第五一話 太眉のモーガス

「アルバート! フェリオが!」


 敵を引き連れながら大きく迂回していたモーガスの目に、炎の中で倒れ込むフェリオが映った。


「わかっている!」


 撹乱が功を奏し、下級吸血鬼レッサーヴァンパイアの隊列──そんなものがあればだが──が伸びている。

 助けるなら、このタイミングを置いて他にはない。


「モーガス! 合図で一直線に突破だ!」


おう!」


 アルバートが右手に持った聖剣を水平に掲げ、フラーに左手を滑らせる。その動きに合わせて、剣身が青い聖気オーラを纏った。


「行くぞ!」


 眼前に放った一文字斬りが、青い斬撃となって飛んだ。それを追うように二人の聖騎士が駆け出す。


「射程は長いが、牽制程度にしかならない!」


「ああ! 邪魔なやつだけ相手にする!」


 斬撃となった聖気がヴァンパイアどもの体を一過し、一時的に力を奪う。

 まろび這いずる敵を飛び越え、倒れかかってくる敵を蹴り飛ばし、アルバートとモーガスは大発火の中心へと最短距離で抜けてゆく。

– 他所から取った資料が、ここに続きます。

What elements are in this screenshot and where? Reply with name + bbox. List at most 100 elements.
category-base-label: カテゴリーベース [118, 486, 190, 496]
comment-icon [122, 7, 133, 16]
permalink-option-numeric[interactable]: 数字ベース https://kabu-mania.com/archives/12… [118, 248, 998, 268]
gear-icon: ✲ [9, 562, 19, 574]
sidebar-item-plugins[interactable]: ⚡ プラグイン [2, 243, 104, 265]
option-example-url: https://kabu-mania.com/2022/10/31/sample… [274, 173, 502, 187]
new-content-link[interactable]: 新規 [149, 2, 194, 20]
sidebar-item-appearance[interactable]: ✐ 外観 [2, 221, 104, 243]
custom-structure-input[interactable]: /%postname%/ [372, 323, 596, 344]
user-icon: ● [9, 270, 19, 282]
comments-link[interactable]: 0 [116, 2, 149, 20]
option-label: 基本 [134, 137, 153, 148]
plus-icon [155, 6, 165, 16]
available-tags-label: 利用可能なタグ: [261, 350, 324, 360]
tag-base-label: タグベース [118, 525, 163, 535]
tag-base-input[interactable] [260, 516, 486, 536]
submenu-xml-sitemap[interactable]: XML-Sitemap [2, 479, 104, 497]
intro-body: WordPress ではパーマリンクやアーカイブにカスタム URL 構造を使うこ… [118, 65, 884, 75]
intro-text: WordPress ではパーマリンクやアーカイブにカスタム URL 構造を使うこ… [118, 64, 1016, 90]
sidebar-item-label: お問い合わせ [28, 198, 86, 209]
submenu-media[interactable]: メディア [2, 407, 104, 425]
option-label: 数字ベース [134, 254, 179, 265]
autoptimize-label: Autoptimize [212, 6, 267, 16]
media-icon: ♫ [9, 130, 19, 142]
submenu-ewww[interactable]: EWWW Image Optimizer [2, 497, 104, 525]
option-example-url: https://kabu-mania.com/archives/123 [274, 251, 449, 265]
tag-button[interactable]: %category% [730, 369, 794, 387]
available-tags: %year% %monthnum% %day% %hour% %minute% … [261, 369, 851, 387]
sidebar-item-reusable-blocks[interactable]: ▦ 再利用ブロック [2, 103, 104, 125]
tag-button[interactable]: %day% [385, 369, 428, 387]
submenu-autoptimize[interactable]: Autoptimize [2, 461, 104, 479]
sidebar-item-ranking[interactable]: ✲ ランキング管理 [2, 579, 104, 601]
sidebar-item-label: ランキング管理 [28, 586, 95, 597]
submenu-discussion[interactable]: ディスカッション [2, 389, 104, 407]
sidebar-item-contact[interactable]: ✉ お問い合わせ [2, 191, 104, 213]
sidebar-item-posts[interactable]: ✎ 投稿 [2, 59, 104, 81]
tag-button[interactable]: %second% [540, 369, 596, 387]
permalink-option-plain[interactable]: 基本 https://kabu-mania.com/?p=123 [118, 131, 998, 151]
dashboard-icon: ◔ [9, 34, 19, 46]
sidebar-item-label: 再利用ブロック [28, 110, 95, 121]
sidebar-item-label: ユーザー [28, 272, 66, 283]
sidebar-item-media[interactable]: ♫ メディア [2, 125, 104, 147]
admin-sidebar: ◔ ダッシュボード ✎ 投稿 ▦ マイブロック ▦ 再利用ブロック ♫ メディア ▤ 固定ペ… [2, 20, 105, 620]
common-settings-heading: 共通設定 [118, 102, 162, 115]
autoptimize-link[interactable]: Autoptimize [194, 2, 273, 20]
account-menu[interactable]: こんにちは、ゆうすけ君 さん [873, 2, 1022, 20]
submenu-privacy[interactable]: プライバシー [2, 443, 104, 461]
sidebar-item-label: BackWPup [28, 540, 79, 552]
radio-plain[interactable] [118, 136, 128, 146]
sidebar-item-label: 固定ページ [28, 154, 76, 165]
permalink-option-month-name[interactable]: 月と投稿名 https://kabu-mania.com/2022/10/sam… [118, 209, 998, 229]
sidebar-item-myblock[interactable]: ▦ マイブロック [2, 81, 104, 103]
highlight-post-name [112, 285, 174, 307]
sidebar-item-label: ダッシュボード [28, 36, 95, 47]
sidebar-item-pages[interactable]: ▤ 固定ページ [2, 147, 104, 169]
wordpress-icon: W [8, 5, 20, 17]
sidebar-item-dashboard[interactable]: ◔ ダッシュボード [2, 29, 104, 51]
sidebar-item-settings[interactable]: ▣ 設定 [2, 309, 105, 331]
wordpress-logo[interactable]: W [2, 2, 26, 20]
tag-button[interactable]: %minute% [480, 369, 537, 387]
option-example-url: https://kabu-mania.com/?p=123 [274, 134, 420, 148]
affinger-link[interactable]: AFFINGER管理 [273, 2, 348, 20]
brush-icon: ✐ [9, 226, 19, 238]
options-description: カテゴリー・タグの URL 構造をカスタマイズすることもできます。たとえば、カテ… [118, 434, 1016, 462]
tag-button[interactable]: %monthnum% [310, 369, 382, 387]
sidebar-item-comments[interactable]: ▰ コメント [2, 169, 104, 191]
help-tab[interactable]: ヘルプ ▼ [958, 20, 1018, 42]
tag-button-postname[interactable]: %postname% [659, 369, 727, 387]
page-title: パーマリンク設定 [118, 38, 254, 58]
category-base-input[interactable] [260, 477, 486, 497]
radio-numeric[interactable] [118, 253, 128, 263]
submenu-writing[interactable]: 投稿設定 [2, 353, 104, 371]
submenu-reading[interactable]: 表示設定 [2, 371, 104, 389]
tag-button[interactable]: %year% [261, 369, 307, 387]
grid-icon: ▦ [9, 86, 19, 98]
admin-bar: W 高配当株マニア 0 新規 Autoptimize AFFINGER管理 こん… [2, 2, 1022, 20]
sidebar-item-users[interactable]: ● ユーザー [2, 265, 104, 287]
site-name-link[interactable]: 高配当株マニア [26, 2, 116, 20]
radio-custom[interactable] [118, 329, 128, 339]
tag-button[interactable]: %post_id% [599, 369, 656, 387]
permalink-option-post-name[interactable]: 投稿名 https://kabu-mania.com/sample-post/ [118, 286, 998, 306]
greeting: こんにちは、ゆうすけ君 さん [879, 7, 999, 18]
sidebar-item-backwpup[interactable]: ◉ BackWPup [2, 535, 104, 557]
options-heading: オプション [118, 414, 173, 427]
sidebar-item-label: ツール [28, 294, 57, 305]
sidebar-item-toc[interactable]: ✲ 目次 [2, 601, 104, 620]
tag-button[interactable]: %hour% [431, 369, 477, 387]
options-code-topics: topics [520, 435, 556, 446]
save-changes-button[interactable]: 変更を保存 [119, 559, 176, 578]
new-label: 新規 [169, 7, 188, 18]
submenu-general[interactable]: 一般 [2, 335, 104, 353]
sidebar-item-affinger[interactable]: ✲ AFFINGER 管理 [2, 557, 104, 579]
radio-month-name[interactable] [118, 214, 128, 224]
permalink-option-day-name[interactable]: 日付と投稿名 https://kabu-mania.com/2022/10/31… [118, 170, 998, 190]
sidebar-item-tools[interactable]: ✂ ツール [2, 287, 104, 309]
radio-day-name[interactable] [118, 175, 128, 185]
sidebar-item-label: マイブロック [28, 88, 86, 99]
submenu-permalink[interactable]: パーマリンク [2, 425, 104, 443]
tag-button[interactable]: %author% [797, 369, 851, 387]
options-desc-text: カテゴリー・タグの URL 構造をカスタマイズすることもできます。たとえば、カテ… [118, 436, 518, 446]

 聖気の射程外に居たヴァンパイアが横合いから迫った。

 モーガスが魔剣で相手の胴を払う。しかし筋繊維を断ち切れず、咄嗟の体当たりで食い込んだ魔剣を引き抜いた。


 そのまま敵に目もくれず、初志を貫徹する。


 闘気を燃やす身体強化によって、追い縋る敵を引き離し、二人は燃え盛る炎の壁に飛び込んだ。


「フェリオ!」


 先に着地したアルバートが素早くフェリオの肩を取り、モーガスが反対側の肩を取った。


「ラスティスの所まで戻るぞ!」


おう!」


 この状況では、フェリオの息があるかも正しく判断できない。ただ、首と脇腹から多量の血を流している。


(ラスティスは多少でも魔力を回復させているだろうか。せめて治癒術一回分でもあれば──!)


 遺物レリックの大剣も回収し、仲間の元へ急ぐ。

 しかし炎を抜けた先で、ラスティス達が下級吸血鬼レッサーヴァンパイア三体と戦い、劣勢を強いられていた。

 しかも、ラナと大盾の一人が倒れている。


 幸い彼らは岩壁を背にしており、背後を取られることはない。ノーマンが長剣を、大盾の聖騎士が戦槌を振るって凌いでいた。


 そこへ、燃える木々の中から残りのヴァンパイアが殺到してくる。


「まずい! あれが合流すれば終わりだ!」


「俺が止める! お前はそのまま行け!」


 言うが早いか、モーガスはアルバートから遺物レリックの大剣を奪い、二十体近くいる吸血鬼たちへ猛然と走り出した。


「うおおおお! お前達の相手はこの俺だ!」


 モーガスが太い眉をいっぱいに寄せ、再び闘気を燃やす。


 しかし、大剣が燃えない。モーガスの闘気に応えない。


 魔剣は使い手を選ぶ。はたまた、すでに魔剣を所持しているが故か。大剣は彼を主人と認めなかった。


「なあっ!?」


 吸血鬼の攻撃を大剣の腹で受け止め、弾き飛ばされてしまう。このままでは敵に群がられ、食い殺されるだろう。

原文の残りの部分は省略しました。